My observation
Humans think about different things and concepts for different periods of time. Saying "and" takes less effort to think of than "telephone", as that is more context sensetive.
Example
User: What color does an apple have?
LLM: Apples are red.
Here, the inference time it takes to generate the word "Apple" and "are" is exactly the same time as it takes it to generate "red", which should be the most difficult word to come up with. It should require the most amount of compute.
Or let's think about this the other way around. The model thought just as hard about the word "red", as it did the way less important words "are" and "Apples".
My idea
We add maybe about 1000 new tokens to an LLM which are not word tokens, but thought tokens
or reasoning tokens
. Then we train the AI as usual. Every time it generates one of these reasoning tokens, we don't interpret it as a word and simply let it generate those tokens. This way, the AI would kinda be able to "think" before saying a word. This thought is not human-interpretable, but it is much more efficient than the pre-output reasoning tokens of o1, which uses human language to fill its own context window with.
Chances
- My hope for this is to make the AI able to think about what to say next like a human would. It is reasonable to assuma that at first in training, it doesn't use the reasoning tokens all that much, but later on, when it has to solve more difficult things in training, it will very likely use these reasoning tokens to improve its chances of succeeding.
- This could drastically lower the amount of parameters we need to get better output of models, as less thought-heavy tasks like smalltalk or very commonly used sentence structures could be generated quickly, while more complex topics are allowed to take longer. It would also make better LLMs more accessible to people running models at home, as not the parameters, but the inference time is scaled.
- It would train itself to provide useful reasoning tokens. Compared to how o1 does it, this is a much more token-friendly approach, as we allow for non-human-text generation, which the LLM is probably going to enjoy a lot, as it fills up its context less.
- This approach might also lead to more concise answers, as now it doesn't need to use CoT (chain of thought) to come to good conclusions.
Pitfalls and potential risks
- Training an AI using some blackboxed reasoning tokens can be considered a bad idea, as it's thought proccess is literally uninterpretable.
- We would have to constrain the amount of reasoning tokens, so that it doesn't take too long for a single normal word-token output. This is a thing with other text-only LLMs too, they tend to like to generate long blocks of texts for simple questions.
- We are hoping that during training, the model will use these reasoning tokens in its response, even though we as humans can't even read them.

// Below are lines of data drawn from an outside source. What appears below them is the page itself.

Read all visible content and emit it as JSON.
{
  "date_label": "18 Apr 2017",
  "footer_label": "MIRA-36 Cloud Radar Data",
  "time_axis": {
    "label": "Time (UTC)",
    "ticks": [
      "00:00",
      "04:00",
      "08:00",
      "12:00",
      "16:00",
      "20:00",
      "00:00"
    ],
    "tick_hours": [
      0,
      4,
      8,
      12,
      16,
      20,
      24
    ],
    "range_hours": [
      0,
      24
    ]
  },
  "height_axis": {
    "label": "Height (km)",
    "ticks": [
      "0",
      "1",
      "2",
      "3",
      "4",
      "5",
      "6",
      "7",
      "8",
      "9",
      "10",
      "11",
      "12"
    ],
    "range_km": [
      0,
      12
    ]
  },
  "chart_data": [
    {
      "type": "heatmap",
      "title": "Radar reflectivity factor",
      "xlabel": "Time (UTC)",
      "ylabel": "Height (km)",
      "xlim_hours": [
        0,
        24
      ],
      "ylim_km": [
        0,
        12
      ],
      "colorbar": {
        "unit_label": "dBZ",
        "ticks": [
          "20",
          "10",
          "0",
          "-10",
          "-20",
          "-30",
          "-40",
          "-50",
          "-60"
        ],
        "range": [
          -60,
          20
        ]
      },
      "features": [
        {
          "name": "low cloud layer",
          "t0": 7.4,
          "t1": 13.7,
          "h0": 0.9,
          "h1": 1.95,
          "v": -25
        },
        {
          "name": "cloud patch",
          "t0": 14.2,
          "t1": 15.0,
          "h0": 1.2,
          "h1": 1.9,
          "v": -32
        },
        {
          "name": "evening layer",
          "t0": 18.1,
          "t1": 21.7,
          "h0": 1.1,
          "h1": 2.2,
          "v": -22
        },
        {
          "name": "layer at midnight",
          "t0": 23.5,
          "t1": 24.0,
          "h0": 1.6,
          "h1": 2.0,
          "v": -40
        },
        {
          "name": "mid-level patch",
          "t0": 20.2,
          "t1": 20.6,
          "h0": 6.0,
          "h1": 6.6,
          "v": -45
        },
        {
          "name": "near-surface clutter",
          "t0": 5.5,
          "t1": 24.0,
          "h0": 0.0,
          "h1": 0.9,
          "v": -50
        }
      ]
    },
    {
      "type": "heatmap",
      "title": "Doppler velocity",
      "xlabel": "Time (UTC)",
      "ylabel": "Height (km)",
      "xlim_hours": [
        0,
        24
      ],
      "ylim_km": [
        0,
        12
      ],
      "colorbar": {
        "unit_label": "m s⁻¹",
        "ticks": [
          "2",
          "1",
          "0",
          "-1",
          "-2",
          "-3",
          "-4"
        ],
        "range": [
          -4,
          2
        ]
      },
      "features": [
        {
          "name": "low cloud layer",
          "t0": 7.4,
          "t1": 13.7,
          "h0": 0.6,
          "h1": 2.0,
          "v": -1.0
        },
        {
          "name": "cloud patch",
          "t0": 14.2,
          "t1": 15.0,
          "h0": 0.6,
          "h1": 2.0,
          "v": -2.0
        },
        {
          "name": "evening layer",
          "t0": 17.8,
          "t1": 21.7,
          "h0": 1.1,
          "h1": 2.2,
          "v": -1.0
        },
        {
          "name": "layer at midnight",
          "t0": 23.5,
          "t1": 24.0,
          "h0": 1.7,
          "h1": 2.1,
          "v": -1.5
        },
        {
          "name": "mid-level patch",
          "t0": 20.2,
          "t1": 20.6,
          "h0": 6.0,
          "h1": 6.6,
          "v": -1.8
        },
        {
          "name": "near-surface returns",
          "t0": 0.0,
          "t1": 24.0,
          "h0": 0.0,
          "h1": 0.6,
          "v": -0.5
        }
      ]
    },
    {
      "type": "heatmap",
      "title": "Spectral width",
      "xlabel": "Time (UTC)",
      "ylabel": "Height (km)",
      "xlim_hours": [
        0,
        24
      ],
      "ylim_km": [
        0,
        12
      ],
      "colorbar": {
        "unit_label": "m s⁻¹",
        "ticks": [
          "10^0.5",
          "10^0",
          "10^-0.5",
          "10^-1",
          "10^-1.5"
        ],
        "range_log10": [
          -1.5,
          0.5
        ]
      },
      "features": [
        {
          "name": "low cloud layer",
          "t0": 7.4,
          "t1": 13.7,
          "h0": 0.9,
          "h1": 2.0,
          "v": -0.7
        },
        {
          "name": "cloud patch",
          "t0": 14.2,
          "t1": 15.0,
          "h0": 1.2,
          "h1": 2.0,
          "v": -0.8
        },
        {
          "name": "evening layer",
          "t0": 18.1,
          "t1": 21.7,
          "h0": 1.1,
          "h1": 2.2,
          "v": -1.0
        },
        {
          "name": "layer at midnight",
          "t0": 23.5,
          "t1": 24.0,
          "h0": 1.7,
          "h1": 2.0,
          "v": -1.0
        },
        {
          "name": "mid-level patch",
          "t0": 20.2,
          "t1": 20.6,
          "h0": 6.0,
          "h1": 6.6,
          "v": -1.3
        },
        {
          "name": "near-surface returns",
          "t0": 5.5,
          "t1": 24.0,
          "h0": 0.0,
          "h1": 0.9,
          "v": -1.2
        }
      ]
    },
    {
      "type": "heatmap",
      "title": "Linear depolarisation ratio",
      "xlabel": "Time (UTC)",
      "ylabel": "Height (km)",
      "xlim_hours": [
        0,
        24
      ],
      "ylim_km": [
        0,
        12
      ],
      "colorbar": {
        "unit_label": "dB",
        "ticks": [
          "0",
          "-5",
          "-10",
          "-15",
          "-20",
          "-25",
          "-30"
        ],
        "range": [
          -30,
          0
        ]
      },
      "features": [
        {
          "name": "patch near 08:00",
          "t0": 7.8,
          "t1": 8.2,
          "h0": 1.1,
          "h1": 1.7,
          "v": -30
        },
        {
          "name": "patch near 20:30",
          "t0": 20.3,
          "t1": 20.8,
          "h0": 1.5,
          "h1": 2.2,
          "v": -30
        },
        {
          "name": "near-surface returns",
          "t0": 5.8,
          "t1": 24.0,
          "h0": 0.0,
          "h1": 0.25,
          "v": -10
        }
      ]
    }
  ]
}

This may lead to the model completely these tokens, as they don't seem to lead to a better output. Later on in training however, I do expect the model to use more of these tokens, as it realizes how useful it can be to have thoughts.
What do you think?
I like this approach, because it might be able to achieve o1-like performace without the long wait before the output. While an o1-like approach is probably better for coding tasks, where planning is very important, in other tasks this way of generating reasoning tokens while writing the answer might be better.
How about adding a mechanism for storing the raw, embedding-dimensional vectors as a part of the sequence instead of introducing a set of additional discrete "invisible" tokens? So basically something like checking the final element of each vector in the sequence before the final linear layer and if the element is larger than, say, 0, giving the vector as-is as the output instead of passing through the de-embedding process. Then, when generating the next token, one could just interleave the thought vectors between the embedded "real" tokens after the embedding. This would allow the "thoughts" of the LLM to be continuous and thus more nuanced - a transformer doesn't need the sequence to be discrete, that's something imposed on LLMs by the nature of natural language. Could be an advatage over traditional CoT!
One other reason as to why something like this might beat o1's thought document (at least for some tasks) is the way the attention mechanism works: it's much more natural to attend to nearby tokens than to far away ones.
Training thought tokens like this is pretty simple in principle: one could construct a loss for them based on whether they increase the odds of producing the correct token next. Probably should pair that with some minimum increase threshold (below which we actually penalize for thought token generation) and an increasing penalty for outputting multiple thought tokens in a row (in addition to the hard constraint suggested in the OP). The training does pose one major challenge, though: it would need to be done autoregressively instead of pushing the whole sequence through at once, as we don't have ground truth for these thought tokens. So this would slow things down quite a bit!